A volte, lo sentivo urlare e il barman, ormai addestrato a dovere, intimava il dj di turno di alzare il volume di quella musica assordante.

Non ho mai saputo cosa succedeva in quelle riunioni, se non quando vi partecipai per la prima volta.

Era la sera dove tutti festeggiano in strada mascherati, con una luna pallida e tonda. Avevo appena compiuto diciotto anni. Era la sera della mia iniziazione ed era da un anno passata quella di Lilith, mia sorella.

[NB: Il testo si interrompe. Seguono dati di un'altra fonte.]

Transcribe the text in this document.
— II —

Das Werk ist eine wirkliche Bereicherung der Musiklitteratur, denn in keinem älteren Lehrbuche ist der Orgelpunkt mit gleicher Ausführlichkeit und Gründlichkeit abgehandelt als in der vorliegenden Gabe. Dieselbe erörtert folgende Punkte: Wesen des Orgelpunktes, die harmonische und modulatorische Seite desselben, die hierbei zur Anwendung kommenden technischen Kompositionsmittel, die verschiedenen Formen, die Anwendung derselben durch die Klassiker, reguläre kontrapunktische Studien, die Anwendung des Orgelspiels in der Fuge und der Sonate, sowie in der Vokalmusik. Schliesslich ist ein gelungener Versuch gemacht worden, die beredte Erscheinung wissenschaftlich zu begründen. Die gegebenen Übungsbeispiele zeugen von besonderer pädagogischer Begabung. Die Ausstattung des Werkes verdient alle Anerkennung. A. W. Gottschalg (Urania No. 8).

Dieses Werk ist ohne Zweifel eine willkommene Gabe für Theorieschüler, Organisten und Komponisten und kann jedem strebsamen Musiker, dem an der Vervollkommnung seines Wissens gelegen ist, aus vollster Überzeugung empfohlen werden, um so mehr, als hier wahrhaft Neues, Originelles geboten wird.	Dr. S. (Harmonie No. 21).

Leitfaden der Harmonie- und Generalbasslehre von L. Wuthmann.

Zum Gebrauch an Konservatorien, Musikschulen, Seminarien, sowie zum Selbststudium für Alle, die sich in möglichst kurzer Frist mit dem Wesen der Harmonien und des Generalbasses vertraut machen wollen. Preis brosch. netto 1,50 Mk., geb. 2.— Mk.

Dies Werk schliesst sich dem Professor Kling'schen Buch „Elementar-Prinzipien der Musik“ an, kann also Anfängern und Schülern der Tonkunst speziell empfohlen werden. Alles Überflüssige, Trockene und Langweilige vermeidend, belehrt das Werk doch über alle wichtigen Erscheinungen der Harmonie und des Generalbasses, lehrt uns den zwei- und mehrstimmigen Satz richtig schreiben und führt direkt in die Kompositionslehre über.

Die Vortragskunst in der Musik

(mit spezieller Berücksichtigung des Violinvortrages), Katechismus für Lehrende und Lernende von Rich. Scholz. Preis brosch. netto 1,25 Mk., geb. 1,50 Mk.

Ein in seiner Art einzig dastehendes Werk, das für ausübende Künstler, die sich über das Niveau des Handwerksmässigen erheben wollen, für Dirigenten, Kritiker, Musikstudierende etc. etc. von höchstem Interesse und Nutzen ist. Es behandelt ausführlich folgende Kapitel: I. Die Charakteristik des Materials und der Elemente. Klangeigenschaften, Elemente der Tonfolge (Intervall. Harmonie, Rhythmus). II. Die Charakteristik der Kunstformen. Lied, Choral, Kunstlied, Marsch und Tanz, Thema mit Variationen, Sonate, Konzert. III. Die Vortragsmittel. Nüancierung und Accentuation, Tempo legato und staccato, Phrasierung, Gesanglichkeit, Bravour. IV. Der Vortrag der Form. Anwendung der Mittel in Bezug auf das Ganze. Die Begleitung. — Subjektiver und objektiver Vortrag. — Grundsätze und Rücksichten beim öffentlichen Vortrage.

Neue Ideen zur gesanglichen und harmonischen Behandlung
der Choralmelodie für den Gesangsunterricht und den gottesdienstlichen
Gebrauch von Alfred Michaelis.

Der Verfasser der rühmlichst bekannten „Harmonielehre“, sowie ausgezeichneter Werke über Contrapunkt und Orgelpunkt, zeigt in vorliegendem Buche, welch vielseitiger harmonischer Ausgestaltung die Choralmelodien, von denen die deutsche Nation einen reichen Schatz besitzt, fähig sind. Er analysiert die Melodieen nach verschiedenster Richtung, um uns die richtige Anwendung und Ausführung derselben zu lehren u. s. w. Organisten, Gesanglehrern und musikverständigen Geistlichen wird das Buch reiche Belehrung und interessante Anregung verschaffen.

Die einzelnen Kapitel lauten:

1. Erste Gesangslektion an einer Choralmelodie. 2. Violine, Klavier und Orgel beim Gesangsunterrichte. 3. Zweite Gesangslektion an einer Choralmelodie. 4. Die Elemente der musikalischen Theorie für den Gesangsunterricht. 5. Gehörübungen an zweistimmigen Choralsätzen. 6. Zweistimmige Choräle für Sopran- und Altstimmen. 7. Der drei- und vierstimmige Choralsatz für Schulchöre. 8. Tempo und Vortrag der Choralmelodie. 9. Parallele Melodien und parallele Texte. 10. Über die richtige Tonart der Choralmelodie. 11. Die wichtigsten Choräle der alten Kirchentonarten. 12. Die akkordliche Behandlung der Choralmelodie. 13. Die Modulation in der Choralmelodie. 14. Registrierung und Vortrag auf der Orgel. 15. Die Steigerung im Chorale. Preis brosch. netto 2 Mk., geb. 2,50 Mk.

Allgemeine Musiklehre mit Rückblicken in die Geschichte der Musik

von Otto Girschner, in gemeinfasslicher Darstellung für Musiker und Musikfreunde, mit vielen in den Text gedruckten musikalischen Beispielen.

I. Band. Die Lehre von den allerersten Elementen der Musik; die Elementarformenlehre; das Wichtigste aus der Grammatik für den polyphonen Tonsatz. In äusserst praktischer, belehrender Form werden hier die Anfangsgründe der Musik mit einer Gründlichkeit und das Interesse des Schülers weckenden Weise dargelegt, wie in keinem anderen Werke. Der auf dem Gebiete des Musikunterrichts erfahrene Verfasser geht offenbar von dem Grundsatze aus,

Ma quella sera era diversa: tutto dentro di me remava contro il loro volere, inspiegabilmente. Qualcosa, in me, voleva rimanere libero da quelle logiche, dai quei riti.

E l'ignoto era il mio più grande terrore.

Mia sorella non mi disse mai quel che era successo quella notte. So solo che, da allora, ella acquisì delle strane capacità: divenne più aggressiva, tormentata da incubi e orrende visioni, fino a quando mi mostrò il suo potere: trasfigurarsi fino a divenire uno spirito invisibile, capace di incarnarsi nell'animale da lei prediletto: il gatto.

"Potrai farlo pure tu, un giorno..." mi aveva predetto.

Ma io non ci volli credere.

Quella notte, dicevo, mentre la mia anima anelava la fuga da quel locale, un uomo, un cliente del bar, si alzò in piedi urlando come un generale che ordina ai suoi sottoposti di adempiere alle sue volontà; o almeno è così che lo avvertì il mio cuore.

E la sua volontà era di vedere ogni ginocchio piegato e ogni lingua confessare che... Quel Nome era il Signore.

E lo vidi, vidi la potenza di quel nome.

Tutti, uno per uno, gli adepti del gruppo si ritrovarono in ginocchio, senza però riuscire a pronunciare alcunché...» concluse Acab, fissando il vuoto, con sguardo assente, mentre i vari flashback gli provocavano tremori e pelle d'oca.

L'avevano messo di guardia quella sera.

La notte era inoltrata e non v'era luce in quel luogo, se non il lieve luccichio della sigaretta del giovane dai capelli corvini e gli occhi color zaffiro e un neon guasto che emanava luce intermittente.

Si trovava diversi metri sotto terra, appoggiato al muro di pietra sudicio di un viscidume indefinito, in un tunnel sotterraneo e dall'aria rarefatta, mentre il gelo dell'anima era più pungente di quello delle pareti.

«G... Gesù Cristo... vorrai dire... »

«Hai ancora fiato per parlare, tu?» rispose a quel giovane che gli dava le spalle, mostrando una schiena nuda lacerata da graffi e contusioni. L'avevano condotto lì la sera del primo novembre. Una sera piovosa e tremendamente umida.